Terbukti dengan harga obat di rumah sakit yang satu dengan rumah sakit yang lain berbeda, bahkan ada yang mahal. “Entah siapa yang menentukan harga obat itu. Berbeda dengan di bidang transportasi, yang tarifnya diatur pemerintah. Ini sangat mengherankan, ” katanya.
Pakar kesehatan masyarakat ini, juga menyorot pernyataan pemerintah yang menyebut harga obat kini terjangkau oleh masyarakat. Harus dipertanyakan lagi, obat yang mana? Kalau obat-obat yang terjangkau dengan harga murah yang dijual di pasar bebas, memang betul.
“Tetapi, itu tidak berlaku untuk harga obat penyakit-penyakit berat seperti kasus komplikasi, kecelakaan parah, gangguan jantung, dan kanker. Penyakit kronis seperti stroke membutuhkan biaya obat yang mahal, yang ternyata masa harapan hidupnya tidak sebaik penderita penyakit menular,” ujarnya.
Sayangnya, pemerintah hanya fokus pada obat-obat akut, seperti flu, batuk. Sementara untuk penyakit kronik seperti kanker, belum banyak disentuh pemerintah. Hal ini diperparah dengan sikap pemerintah yang selalu mengatur hal-hal yang tidak perlu diatur, tetapi tidak mengatur yang perlu diatur. “Kan ada yang harus diatur dan ada yang tidak diatur,” ujarnya.

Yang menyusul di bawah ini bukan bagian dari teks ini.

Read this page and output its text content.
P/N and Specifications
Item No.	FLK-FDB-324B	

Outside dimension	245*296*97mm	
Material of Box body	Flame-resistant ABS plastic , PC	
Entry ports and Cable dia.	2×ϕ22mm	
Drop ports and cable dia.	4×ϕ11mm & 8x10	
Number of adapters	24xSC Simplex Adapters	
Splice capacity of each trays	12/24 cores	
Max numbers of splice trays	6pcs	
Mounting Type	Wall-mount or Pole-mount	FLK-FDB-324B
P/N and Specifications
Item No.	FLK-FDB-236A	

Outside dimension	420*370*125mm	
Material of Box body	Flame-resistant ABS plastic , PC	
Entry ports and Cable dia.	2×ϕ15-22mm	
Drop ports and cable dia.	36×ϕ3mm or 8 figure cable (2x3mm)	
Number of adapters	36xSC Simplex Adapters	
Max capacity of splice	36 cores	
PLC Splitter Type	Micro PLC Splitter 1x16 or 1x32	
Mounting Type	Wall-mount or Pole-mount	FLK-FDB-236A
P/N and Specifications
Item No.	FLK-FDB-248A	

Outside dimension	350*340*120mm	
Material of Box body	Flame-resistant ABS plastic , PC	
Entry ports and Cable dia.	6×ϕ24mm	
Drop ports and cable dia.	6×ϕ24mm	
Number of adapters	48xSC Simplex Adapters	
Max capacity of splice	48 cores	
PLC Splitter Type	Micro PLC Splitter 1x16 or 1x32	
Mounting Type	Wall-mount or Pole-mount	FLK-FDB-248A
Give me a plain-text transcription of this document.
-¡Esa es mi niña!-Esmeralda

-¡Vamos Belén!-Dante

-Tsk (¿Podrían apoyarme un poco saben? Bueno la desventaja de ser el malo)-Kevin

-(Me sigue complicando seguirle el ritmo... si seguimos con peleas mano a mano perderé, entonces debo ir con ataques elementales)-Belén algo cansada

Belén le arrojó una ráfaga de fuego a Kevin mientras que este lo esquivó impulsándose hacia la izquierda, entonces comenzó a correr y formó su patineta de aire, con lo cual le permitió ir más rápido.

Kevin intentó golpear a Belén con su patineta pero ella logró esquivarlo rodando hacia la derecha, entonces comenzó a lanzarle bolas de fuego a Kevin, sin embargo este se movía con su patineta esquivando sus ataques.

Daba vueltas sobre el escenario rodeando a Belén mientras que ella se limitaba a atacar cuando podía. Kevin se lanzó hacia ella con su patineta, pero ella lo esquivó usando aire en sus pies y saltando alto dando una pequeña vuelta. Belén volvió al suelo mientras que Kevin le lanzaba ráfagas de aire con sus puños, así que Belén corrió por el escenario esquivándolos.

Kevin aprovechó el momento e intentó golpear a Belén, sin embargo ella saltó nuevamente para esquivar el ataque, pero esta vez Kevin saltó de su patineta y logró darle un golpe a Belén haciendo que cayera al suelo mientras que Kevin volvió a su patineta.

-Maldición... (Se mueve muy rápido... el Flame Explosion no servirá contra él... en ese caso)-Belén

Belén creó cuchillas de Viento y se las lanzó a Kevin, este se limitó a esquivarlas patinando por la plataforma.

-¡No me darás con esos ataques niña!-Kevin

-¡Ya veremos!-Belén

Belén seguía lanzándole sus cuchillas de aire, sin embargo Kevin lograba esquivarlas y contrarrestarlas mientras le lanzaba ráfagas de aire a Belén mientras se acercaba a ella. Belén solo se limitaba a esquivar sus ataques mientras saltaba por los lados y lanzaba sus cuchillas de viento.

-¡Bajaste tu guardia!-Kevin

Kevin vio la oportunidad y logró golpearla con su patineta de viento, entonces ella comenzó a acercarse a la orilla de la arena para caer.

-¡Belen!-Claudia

Di sisi lain, pemerintah memang telah menyediakan Jamkesmas yang menjamin hampir semua jenis obat yang dibutuhkan. Masalahnya, di luar Jamkesmas, masih terdapat lebih dari 100 juta orang yang setiap saat jatuh miskin jika tiba-tiba terkena musibah sakit kronis atau sakit kanker.